Mujer geográfica

ANTÍFOLO.—¿ Quién es ella?
DROMIO.—Un cuerpo muy venerable: sí, uno del cual un hombre no puede hablar sin decir: «Muy reverendo señor.» Bien flaca suerte me cabría en esta unión, y sin embargo, es un casamiento maravillosamente gordo.
ANTÍFOLO.—¿Qué quieres decir con un casamiento maravillosamente gordo?
DROMIO.—¡Oh! sí, señor; es la moza de cocina, y con más grasa  que piel. Ni se me ocurre lo que podré hacer con ella, a menos que sea hacerla arder como una lámpara para escaparme lejos a favor de su propia claridad. Garantizo que los andrajos con que se viste y el sebo de que están impregnados calentarían el invierno de Polonia: y si viviese hasta el juicio final, podría arder una semana más que el mundo entero.
ANTÍFOLO.—¿ Cuál es el color de su rostro?
DROMIO.—Prieto como el cuero de mis zapatos, pero está lejos de tener la cara como ellos. ¿Por qué? Porque suda de modo que un hombre tendría que calzar zuecos para andar sobre esa mugre.
ANTÍFOLO.—Esa es una falta que el agua puede corregir.
DROMIO.—No, señor, está dentro de la piel: el diluvio de Noé no llegaría a limpiarla.
ANTÍFOLO.—¿Cuál es su nombre?
DROMIO.—Ana, señor; pero su nombre y tres cuartos, quiere decir, una ana y tres cuartos no bastarían para medirla de un cuadril al otro.
ANTÍFOLO.—¿Mide, pues, algún ancho?
DROMIO.—No es más larga de la cabeza a los pies que ancha de un cuadril a otro. Es esférica como un globo; podría marcar los países sobre ella.
ANTÍFOLO.—¿En qué parte de su cuerpo está la Irlanda?
DROMIO.—A fe mía, señor, en las nalgas: lo he reconocido por las aguas cenagosas.
ANTÍFOLO.—¿En dónde la Escocía?
DROMIO.—Lo he reconocido por lo ávida: está en la palma de la mano.
ANTÍFOLO.—¿Y la Francia?
DROMIO.—Sobre la frente, armada y volteada, y en guerra con sus cabellos.
ANTÍFOLO.—¿Y la Inglaterra?
DROMIO.—He buscado las rocas de yeso: pero no he podido reconocer en ellas ninguna blancura; conjeturo que podrá hallarse sobre la barba, según el flujo salobre que corría entre ella y la Francia.
ANTÍFOLO.—¿ Y la España?
DROMIO.—A fe mía que no la he visto; pero la he sentido en el calor de su aliento.
ANTÍFOLO.—¿Dónde están las Américas y las Indias?
DROMIO.—¡ Oh señor, en su nariz; completamente adornada de rubíes, escarbunclos y zafiros, e inclinando su rico aspecto hacia el cálido aliento de la España que envía flotas enteras a cargar lastre en su nariz.
ANTÍFOLO.—¿Dónde estaban la Bélgica y los Países Bajos?

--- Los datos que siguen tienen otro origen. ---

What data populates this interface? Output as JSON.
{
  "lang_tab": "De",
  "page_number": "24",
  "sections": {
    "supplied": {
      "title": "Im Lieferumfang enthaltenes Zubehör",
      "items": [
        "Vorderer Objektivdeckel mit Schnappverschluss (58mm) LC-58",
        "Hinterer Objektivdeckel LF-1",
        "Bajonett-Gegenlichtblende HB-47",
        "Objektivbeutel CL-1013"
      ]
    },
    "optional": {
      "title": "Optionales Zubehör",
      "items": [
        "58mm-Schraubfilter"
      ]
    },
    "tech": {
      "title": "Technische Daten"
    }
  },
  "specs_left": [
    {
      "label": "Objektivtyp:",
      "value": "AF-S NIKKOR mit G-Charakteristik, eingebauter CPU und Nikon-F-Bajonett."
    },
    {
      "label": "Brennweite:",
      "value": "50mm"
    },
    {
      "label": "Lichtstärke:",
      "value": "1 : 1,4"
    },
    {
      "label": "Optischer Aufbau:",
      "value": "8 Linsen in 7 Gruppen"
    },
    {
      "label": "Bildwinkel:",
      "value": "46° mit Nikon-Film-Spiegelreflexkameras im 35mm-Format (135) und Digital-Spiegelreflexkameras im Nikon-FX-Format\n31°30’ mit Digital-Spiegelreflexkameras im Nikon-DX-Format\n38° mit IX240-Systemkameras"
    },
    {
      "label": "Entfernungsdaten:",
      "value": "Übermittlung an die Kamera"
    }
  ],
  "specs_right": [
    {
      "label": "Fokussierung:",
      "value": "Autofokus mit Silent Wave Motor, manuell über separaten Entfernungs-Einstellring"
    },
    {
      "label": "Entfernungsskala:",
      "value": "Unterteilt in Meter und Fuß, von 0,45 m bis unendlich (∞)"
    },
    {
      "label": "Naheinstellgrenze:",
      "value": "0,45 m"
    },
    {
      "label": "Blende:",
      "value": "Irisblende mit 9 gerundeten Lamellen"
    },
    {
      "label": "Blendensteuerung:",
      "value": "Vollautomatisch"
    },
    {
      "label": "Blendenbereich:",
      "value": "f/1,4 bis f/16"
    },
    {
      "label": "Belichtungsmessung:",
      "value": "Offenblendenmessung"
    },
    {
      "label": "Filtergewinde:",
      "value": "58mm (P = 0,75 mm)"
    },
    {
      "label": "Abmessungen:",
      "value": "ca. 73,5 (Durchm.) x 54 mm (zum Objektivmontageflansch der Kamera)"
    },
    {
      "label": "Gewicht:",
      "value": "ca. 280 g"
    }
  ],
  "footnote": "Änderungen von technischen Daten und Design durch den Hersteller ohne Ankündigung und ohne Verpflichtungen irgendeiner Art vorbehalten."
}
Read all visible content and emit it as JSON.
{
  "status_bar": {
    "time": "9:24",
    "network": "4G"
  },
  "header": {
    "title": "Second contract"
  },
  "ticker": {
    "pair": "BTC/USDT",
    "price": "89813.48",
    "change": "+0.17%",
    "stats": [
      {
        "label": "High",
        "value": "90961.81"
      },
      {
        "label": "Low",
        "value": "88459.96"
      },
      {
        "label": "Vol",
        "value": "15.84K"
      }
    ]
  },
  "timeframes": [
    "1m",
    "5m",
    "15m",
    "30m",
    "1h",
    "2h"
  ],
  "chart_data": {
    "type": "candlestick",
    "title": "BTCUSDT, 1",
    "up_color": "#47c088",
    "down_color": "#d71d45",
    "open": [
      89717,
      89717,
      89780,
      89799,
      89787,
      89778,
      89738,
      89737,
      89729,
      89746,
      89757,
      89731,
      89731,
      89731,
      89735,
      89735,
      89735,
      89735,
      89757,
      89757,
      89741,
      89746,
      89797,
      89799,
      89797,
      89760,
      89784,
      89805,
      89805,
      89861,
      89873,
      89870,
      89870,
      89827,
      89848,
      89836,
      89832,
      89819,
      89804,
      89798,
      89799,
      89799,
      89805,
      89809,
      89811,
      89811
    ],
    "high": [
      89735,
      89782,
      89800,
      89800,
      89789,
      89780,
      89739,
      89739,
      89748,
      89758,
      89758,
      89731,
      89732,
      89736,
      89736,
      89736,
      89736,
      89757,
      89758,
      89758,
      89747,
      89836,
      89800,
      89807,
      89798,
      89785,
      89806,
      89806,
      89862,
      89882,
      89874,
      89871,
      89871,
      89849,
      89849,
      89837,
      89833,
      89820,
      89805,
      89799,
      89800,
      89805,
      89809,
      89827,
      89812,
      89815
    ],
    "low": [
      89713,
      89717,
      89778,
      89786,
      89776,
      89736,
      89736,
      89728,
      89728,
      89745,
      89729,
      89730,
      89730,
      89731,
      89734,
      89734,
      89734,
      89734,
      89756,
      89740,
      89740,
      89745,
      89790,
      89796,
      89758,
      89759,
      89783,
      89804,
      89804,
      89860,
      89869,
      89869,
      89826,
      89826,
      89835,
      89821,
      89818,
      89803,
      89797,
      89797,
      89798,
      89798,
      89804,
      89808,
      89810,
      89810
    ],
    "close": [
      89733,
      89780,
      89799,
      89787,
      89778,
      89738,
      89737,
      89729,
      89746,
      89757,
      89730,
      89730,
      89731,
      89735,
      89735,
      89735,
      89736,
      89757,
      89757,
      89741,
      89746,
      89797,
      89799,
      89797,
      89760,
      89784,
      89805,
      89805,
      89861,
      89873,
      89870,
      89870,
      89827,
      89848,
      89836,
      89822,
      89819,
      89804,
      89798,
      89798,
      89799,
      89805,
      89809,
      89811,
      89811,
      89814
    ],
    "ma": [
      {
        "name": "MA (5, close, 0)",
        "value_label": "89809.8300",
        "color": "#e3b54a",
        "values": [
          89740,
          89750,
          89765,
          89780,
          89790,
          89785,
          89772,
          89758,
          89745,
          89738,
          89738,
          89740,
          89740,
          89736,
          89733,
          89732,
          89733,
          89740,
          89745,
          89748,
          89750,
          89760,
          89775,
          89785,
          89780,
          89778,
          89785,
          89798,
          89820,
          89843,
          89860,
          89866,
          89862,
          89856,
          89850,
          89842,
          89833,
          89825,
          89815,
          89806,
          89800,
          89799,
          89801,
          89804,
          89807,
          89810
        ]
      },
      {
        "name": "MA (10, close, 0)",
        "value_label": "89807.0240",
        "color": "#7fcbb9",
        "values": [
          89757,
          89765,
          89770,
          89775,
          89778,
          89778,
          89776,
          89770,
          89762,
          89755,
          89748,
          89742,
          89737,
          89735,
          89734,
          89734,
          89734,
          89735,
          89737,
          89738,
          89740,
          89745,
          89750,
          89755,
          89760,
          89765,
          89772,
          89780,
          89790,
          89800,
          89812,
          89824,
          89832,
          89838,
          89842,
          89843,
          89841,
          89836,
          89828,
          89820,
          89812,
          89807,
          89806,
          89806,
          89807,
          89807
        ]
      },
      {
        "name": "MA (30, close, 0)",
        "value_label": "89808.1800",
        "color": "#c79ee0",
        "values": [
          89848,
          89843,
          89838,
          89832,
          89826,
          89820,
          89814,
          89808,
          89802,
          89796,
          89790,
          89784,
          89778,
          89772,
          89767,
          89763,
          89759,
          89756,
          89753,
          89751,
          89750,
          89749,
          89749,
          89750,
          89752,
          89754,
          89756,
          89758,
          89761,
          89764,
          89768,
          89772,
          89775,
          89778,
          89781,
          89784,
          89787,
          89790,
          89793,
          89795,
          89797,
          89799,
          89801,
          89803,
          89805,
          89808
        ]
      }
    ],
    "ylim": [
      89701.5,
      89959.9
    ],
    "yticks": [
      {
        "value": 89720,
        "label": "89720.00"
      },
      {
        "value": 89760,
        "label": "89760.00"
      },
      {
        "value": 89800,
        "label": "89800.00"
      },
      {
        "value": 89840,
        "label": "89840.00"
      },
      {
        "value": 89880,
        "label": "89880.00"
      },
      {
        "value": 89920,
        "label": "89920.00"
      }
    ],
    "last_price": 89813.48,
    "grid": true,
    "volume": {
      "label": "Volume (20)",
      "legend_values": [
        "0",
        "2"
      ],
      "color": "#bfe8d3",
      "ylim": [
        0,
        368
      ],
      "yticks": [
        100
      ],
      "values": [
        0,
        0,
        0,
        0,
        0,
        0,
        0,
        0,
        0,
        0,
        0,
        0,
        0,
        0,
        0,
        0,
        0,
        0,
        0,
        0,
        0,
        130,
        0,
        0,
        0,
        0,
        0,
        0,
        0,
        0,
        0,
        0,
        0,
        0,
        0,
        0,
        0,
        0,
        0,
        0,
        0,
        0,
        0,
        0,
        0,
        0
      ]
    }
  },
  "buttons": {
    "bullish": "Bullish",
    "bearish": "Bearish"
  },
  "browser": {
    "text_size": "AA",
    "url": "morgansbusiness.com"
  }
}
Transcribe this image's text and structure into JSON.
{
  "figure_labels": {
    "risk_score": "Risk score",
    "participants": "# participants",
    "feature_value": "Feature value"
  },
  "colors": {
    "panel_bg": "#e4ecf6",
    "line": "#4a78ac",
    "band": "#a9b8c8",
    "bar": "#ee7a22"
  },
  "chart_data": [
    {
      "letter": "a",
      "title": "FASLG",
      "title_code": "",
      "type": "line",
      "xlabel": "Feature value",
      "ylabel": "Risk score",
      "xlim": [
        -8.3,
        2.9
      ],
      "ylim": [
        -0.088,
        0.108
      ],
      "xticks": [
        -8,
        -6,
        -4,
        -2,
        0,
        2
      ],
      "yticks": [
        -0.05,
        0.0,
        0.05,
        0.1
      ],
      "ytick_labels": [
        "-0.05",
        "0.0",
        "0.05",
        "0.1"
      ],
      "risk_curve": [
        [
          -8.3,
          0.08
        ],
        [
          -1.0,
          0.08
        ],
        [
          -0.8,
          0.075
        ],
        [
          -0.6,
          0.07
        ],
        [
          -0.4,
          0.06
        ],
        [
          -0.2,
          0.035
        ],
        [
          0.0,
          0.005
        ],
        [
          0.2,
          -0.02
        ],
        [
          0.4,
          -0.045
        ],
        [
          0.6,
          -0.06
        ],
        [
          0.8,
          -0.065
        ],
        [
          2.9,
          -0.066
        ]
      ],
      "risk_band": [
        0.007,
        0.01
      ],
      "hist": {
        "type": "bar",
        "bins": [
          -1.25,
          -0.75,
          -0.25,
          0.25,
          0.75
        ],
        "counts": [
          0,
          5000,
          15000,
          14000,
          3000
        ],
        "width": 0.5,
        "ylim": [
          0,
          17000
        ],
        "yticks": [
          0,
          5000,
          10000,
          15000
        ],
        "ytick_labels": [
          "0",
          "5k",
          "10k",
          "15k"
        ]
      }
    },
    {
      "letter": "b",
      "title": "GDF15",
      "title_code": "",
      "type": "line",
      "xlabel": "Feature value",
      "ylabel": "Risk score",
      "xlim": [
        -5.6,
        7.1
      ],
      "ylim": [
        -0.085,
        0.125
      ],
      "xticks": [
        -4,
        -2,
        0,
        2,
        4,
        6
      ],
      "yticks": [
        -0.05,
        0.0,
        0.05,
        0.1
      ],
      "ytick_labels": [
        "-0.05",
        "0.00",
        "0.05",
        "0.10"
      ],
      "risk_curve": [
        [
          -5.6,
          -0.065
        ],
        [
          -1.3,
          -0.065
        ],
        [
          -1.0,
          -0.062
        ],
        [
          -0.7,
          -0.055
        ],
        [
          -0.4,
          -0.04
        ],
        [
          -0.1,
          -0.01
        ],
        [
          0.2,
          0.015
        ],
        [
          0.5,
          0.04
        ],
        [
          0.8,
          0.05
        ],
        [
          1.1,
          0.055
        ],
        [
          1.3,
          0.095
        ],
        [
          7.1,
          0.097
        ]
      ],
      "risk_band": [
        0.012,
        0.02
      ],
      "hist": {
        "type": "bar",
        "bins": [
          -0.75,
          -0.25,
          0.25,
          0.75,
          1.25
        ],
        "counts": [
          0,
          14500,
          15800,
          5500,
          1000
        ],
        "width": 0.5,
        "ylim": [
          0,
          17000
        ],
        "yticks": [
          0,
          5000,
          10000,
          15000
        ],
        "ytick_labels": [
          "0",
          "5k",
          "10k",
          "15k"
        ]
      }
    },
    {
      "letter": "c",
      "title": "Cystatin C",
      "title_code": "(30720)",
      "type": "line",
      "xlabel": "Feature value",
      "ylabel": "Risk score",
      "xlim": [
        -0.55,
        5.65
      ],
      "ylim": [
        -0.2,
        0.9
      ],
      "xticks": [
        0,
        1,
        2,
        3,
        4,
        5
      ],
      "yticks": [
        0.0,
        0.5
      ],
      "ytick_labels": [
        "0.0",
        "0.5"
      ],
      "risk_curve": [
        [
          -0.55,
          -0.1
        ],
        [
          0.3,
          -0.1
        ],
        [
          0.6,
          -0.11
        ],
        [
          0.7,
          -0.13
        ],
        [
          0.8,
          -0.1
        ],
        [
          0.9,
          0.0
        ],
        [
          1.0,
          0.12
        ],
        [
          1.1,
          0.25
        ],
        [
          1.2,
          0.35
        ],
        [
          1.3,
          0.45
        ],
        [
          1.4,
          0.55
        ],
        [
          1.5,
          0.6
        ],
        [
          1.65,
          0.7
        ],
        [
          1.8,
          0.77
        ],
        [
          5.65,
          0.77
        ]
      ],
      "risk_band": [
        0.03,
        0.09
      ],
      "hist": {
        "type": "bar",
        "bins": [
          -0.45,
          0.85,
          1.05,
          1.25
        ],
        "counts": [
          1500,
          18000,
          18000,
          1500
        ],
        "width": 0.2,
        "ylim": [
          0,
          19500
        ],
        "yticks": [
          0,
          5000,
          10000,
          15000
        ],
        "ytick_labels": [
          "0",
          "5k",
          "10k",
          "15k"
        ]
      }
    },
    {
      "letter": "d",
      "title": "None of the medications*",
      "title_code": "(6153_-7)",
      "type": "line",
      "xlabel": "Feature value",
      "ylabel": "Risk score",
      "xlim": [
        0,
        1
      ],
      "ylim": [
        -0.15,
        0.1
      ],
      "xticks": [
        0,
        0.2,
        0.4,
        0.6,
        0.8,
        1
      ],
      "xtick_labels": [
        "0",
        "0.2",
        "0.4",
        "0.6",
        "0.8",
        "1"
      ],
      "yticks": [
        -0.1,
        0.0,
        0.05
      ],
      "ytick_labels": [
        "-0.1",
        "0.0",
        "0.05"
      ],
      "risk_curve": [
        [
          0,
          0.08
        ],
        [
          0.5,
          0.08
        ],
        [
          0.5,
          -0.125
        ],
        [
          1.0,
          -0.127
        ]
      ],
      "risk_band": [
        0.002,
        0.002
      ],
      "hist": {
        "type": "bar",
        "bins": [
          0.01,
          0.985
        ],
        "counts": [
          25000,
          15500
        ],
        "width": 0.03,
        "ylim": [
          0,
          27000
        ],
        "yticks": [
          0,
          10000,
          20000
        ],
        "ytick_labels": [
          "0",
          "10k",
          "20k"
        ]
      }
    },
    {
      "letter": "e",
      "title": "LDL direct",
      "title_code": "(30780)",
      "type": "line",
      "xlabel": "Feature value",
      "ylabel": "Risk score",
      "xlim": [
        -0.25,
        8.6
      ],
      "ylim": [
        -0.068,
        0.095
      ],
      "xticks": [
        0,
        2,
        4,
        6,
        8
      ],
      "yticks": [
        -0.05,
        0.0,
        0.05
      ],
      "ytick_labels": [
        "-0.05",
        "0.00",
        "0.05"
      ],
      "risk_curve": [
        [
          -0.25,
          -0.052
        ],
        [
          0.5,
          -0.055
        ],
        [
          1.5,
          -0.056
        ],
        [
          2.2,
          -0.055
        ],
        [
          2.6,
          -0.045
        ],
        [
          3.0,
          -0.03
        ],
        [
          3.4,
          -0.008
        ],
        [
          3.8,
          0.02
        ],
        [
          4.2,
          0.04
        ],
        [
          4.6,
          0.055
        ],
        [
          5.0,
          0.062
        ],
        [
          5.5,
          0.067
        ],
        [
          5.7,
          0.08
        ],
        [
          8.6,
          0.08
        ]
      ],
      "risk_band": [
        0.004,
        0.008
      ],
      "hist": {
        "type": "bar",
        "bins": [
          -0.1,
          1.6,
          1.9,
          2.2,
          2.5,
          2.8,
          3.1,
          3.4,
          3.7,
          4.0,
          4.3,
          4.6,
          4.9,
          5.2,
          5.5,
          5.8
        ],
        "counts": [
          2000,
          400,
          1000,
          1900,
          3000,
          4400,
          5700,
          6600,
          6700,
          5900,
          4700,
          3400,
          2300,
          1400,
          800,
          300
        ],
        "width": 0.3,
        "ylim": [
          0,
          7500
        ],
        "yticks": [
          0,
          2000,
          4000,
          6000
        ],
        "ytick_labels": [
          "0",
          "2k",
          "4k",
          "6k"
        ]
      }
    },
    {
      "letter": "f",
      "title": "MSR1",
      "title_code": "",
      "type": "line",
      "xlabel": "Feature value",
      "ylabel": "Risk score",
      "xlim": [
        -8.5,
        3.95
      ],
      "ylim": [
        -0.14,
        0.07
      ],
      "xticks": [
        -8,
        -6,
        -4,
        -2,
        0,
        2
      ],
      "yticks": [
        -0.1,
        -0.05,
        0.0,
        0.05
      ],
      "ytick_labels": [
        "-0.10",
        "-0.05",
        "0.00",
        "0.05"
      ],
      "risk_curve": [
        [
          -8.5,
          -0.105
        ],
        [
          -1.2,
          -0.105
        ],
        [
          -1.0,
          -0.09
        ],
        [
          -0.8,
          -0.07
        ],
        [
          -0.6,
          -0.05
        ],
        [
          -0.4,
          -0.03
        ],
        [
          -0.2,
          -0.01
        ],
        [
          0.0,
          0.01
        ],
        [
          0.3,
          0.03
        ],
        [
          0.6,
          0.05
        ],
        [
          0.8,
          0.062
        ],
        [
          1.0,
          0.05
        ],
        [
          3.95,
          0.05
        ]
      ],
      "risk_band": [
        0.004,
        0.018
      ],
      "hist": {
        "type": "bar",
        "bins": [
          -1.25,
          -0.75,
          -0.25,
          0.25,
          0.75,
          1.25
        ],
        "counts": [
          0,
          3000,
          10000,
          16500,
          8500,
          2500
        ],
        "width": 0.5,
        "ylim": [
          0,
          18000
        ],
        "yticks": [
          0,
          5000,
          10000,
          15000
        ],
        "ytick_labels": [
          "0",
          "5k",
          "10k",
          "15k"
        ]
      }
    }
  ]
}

DROMIO.—¡Oh! señor; no he estado a ver tan abajo. Para concluir: esta fregona o bruja ha reclamado sus derechos sobre mí, me  ha llamado Dromio, ha jurado que estaba comprometido con ella, me ha dicho las señales particulares que tenía en el cuerpo, por ejemplo, la mancha que tengo en la espalda, el lunar que hay en mi cuello, la gran berruga que tengo en el brazo izquierdo; de modo que, absorto y confundido, he huido lejos de ella, como de una bruja. Y creo que si mi pecho no hubiese estado tan lleno de fe y mí corazón tan templado como el acero, me habría metamorfoseado en perro rabón o me habría hecho dar vueltas al asador.
ANTÍFOLO.—Véte, márchate en seguida; corre al gran camino: si el viento sopla de cualquier modo de la playa, por poco que sea, no quiero pasar la noche en esta ciudad. Si hay alguna barca lista a darse a la vela, vuelve al mercado donde me estaré paseando hasta que vuelvas. Sí todo el mundo nos conoce, no conociendo nosotros a nadie, paréceme que es tiempo de alistar el equipaje y partir.
DROMIO.—Como huiría un hombre para salvar de las garras de un oso su vida, así huyo yo de esa que pretende ser mi esposa.
ANTÍFOLO.—En este país no habitan sino brujas, y por consiguiente debía ya haberme ido. Mi corazón aborrece la que me llama su marido; pero su encantadora hermana posee gracias maravillosas y soberanas; su aire y sus discursos son tan encantadores, que casi me he hecho traición a mí mismo. Y para no causar yo mí propio daño, taparé mis oídos ante los cantos de la sirena.